Dia menyatakan perseoan terus berkoordinasi dengan regulator dalam rangka pemenuhan syarat administratif maupun teknis lainnya.
“Antam memastikan seluruh kegiatan operasional dilakukan sesuai peraturan perundang-undangan yang berlaku sambil menunggu penyelesaian proses persetujuan RKAB sesuai mekanisme yang ditetapkan pemerintah,” ujar Wisnu.
Wisnu menyatakan akan mengumumkan informasi lebih lanjut pada keterbukaan informasi Bursa Efek Indonesia (BEI) jika terdapat perkembangan yang dapat memengaruhi bisnis ataupun operasional.
“Perseroan berkomitmen untuk terus menjaga keberlanjutan operasional dan kepatuhan terhadap seluruh ketentuan yang berlaku, serta akan menyampaikan informasi lebih lanjut sesuai dengan ketentuan keterbukaan informasi apabila terdapat perkembangan yang material,” ungkap dia.
Sekadar informasi, Kementerian ESDM mengakui belum menerbitkan persetujuan RKAB 2026 pada awal Januari, seiring dengan wacana pemerintah memangkas produksi sejumlah komoditas pertambangan demi menjaga harga tahun ini.
Direktur Jenderal Mineral dan Batu Bara (Dirjen Minerba) Kementerian ESDM Tri Winarno menjelaskan penyesuaian produksi komoditas minerba dalam RKAB 2026 masih dibahas oleh kementerian dan diklaim akan tuntas dalam waktu dekat.
“Enggak, sampai saat ini untuk yang RKAB tahunan 2026 belum memang. Ada beberapa penyesuaian karena terkait dengan produksi. Itu saja. Akan tetapi, sedikit lagi sudah [tuntas pembahasannya],” kata Tri saat ditemui di kawasan Jakarta Selatan, Senin (5/1/2026).
“Bukan pemangkasan [produksi], penyesuaian lah. Penyesuaian. Ya dikit lah [dipengaruhi rencana pemangkasan produksi],” tegas dia.
Untuk itu, kata Tri, Kementerian ESDM memberikan relaksasi bagi perusahaan tambang agar tetap bisa menjalankan operasional tambang selama 3 bulan ke depan; dengan ketentuan produksi dibatasi sebesar 25% dari RKAB 2026 versi 3 tahunan.
Tri mengklaim besaran tersebut ditetapkan secara proporsional sebab kuota sebesar 25% merepresentasikan produksi yang dilakukan selama tiga bulan
“Oh ya, itu kan tarikan dari yang 3 tahun kan? Yang 3 tahun ditarik ke sampai dengan Maret 31. Total 100% kan sampai dengan Desember.
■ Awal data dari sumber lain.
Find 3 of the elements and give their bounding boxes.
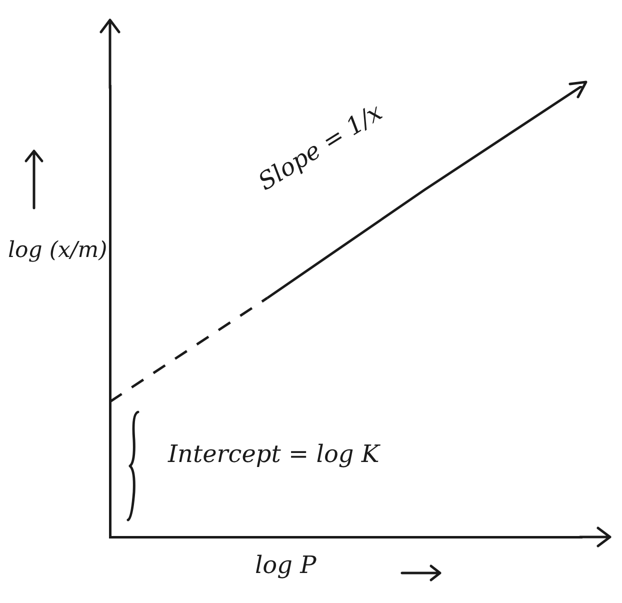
y-axis-title: log (x/m)	[8, 238, 108, 263]
annotation: Intercept = log K	[168, 440, 380, 468]
x-axis-title: log P	[255, 551, 316, 579]
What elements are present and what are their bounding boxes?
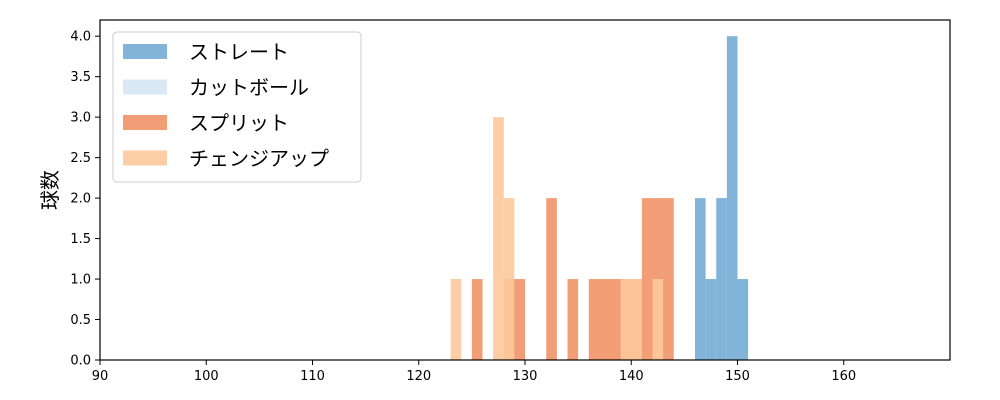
y-tick-label: 1.0 (70, 273, 91, 288)
y-tick-label: 2.0 (70, 192, 91, 207)
x-tick-label: 90 (92, 369, 109, 384)
bar-series0-bin0 (695, 198, 706, 360)
y-tick-label: 4.0 (70, 30, 91, 45)
x-tick-label: 110 (300, 369, 325, 384)
legend-label: チェンジアップ (189, 147, 329, 171)
legend-swatch (123, 44, 167, 59)
y-tick-label: 3.5 (70, 70, 91, 85)
bars-layer (450, 36, 749, 361)
bar-series0-bin4 (737, 279, 749, 360)
y-tick-label: 3.0 (70, 111, 91, 126)
bar-series3-bin2 (503, 198, 515, 360)
bar-series2-bin3 (567, 279, 579, 360)
y-tick-label: 0.5 (70, 313, 91, 328)
x-tick-label: 160 (831, 369, 856, 384)
bar-series3-bin4 (652, 279, 664, 360)
bar-series0-bin3 (726, 36, 738, 360)
x-tick-label: 140 (619, 369, 644, 384)
y-tick-label: 1.5 (70, 232, 91, 247)
x-tick-label: 100 (194, 369, 219, 384)
legend-swatch (123, 115, 167, 130)
x-tick-label: 130 (513, 369, 538, 384)
legend-swatch (123, 150, 167, 166)
x-tick-label: 120 (406, 369, 431, 384)
x-tick-label: 150 (725, 369, 750, 384)
bar-series3-bin1 (493, 117, 504, 361)
legend-swatch (123, 79, 167, 95)
bar-series3-bin3 (620, 279, 642, 360)
x-axis: 90 100 110 120 130 140 150 160 (92, 360, 856, 384)
legend-label: カットボール (189, 76, 309, 100)
legend-box (112, 31, 362, 183)
y-tick-label: 0.0 (70, 354, 91, 369)
bar-series2-bin0 (471, 279, 483, 360)
y-axis: 0.0 0.5 1.0 1.5 2.0 2.5 3.0 3.5 4.0 (70, 30, 100, 369)
y-tick-label: 2.5 (70, 151, 91, 166)
y-axis-label: 球数 (38, 170, 62, 210)
bar-series3-bin0 (450, 279, 462, 360)
legend-label: スプリット (189, 111, 289, 135)
bar-series2-bin2 (546, 198, 557, 360)
legend-label: ストレート (189, 40, 289, 64)
bar-series0-bin1 (705, 279, 717, 360)
bar-series0-bin2 (716, 198, 727, 360)
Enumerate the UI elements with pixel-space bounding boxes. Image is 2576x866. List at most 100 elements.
Kalau sampai Maret kan berarti 25%-nya,” lanjut Tri.
Adapun, ketentuan tersebut tertuang dalam Surat Edaran (SE) Nomor 2.E/HK.03/DJB/2025 tentang RKAB 2026 yang diteken Dirjen Minerba pada 31 Desember 2025. Ketentuan itu berlaku sampai 31 Maret 2026.
Dengan begitu, perusahaan tambang tetap dapat menjalankan penambangan paling banyak 25% dari rencana produksi 2026 yang tertuang dalam RKAB tiga tahunan, meskipun penyesuaian RKAB 2026 belum disetujui.
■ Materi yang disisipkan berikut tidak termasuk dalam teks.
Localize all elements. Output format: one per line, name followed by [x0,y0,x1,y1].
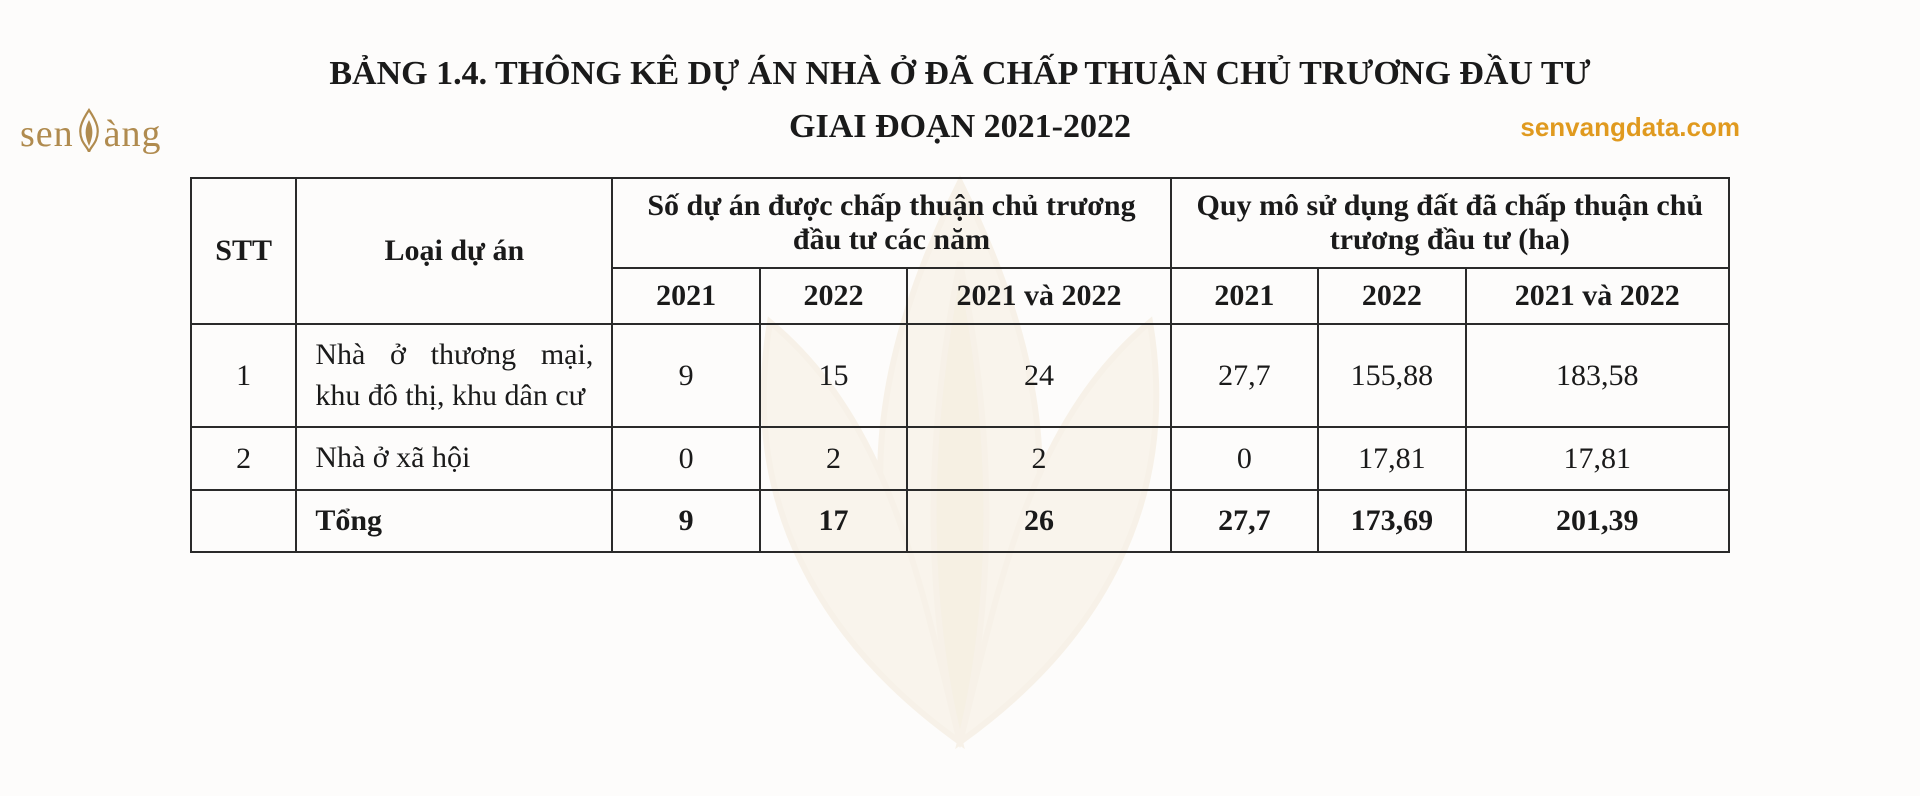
cell-cnt-2021: 9 [612,490,759,553]
cell-area-2021: 27,7 [1171,324,1318,427]
cell-area-2021: 27,7 [1171,490,1318,553]
data-table-container: STT Loại dự án Số dự án được chấp thuận … [190,177,1730,553]
cell-type: Tổng [296,490,612,553]
cell-stt: 1 [191,324,296,427]
cell-cnt-2021: 9 [612,324,759,427]
cell-area-both: 201,39 [1466,490,1729,553]
header-group-area: Quy mô sử dụng đất đã chấp thuận chủ trư… [1171,178,1729,268]
cell-cnt-2022: 2 [760,427,907,490]
title-line-1: BẢNG 1.4. THÔNG KÊ DỰ ÁN NHÀ Ở ĐÃ CHẤP T… [0,48,1920,101]
header-area-2022: 2022 [1318,268,1465,324]
header-stt: STT [191,178,296,324]
cell-cnt-both: 2 [907,427,1170,490]
cell-cnt-2022: 17 [760,490,907,553]
cell-cnt-both: 24 [907,324,1170,427]
title-line-2: GIAI ĐOẠN 2021-2022 [0,101,1920,154]
cell-cnt-2022: 15 [760,324,907,427]
cell-area-2022: 155,88 [1318,324,1465,427]
table-total-row: Tổng 9 17 26 27,7 173,69 201,39 [191,490,1729,553]
table-row: 1 Nhà ở thương mại, khu đô thị, khu dân … [191,324,1729,427]
header-area-both: 2021 và 2022 [1466,268,1729,324]
header-count-2022: 2022 [760,268,907,324]
table-row: 2 Nhà ở xã hội 0 2 2 0 17,81 17,81 [191,427,1729,490]
title-block: BẢNG 1.4. THÔNG KÊ DỰ ÁN NHÀ Ở ĐÃ CHẤP T… [0,0,1920,153]
cell-area-2022: 173,69 [1318,490,1465,553]
header-loai: Loại dự án [296,178,612,324]
cell-type: Nhà ở thương mại, khu đô thị, khu dân cư [296,324,612,427]
cell-area-2022: 17,81 [1318,427,1465,490]
table-header-row-1: STT Loại dự án Số dự án được chấp thuận … [191,178,1729,268]
cell-stt [191,490,296,553]
header-count-both: 2021 và 2022 [907,268,1170,324]
cell-cnt-2021: 0 [612,427,759,490]
header-area-2021: 2021 [1171,268,1318,324]
cell-stt: 2 [191,427,296,490]
cell-area-2021: 0 [1171,427,1318,490]
statistics-table: STT Loại dự án Số dự án được chấp thuận … [190,177,1730,553]
cell-type: Nhà ở xã hội [296,427,612,490]
header-count-2021: 2021 [612,268,759,324]
cell-area-both: 183,58 [1466,324,1729,427]
header-group-count: Số dự án được chấp thuận chủ trương đầu … [612,178,1170,268]
cell-area-both: 17,81 [1466,427,1729,490]
cell-cnt-both: 26 [907,490,1170,553]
Sekadar catatan, Antam memiliki tambang nikel di Kolaka, Sulawesi Tenggara, kawasan Halmahera Timur, Maluku Utara, Konawe Utara.
Lalu, terdapat tambang nikel di Pulau Gag, Papua Barat yang dioperasikan anak perusahaan PT Gag Nikel, serta tambang nikel di Maluku Utara dioperasikan oleh PT Sumberdaya Arindo dan PT Nusa Karya Arindo.
Pada tahun lalu, izin usaha pertambangan (IUP) Gag Nikel sempat ditarik oleh Kementerian ESDM gegara isu lingkungan. Dalam perkembangannya, Gag Nikel boleh beroperasi terbatas untuk dilakukan audit lingkungan.
Akan tetapi, hingga kini belum diketahui apakah IUP Gag Nikel sudah resmi dikembalikan oleh pemerintah atau tambang tersebut masih beroperasi terbatas.
Adapun, pada akhir 2024 ANTM tercatat memiliki sumber daya nikel sebesar 1.318,81 juta wet metric ton (wmt) yang terdiri dari 486,59 juta wmt sumber daya bijih limonit dan 832,23 juta wmt bijih saprolit.
Sementara itu, total cadangan nikel konsolidasian ANTM tercatat sebesar 493,91 juta wmt yang terdiri dari 113,91 juta wmt bijih limonit dan 380 juta wmt bijih saprolit.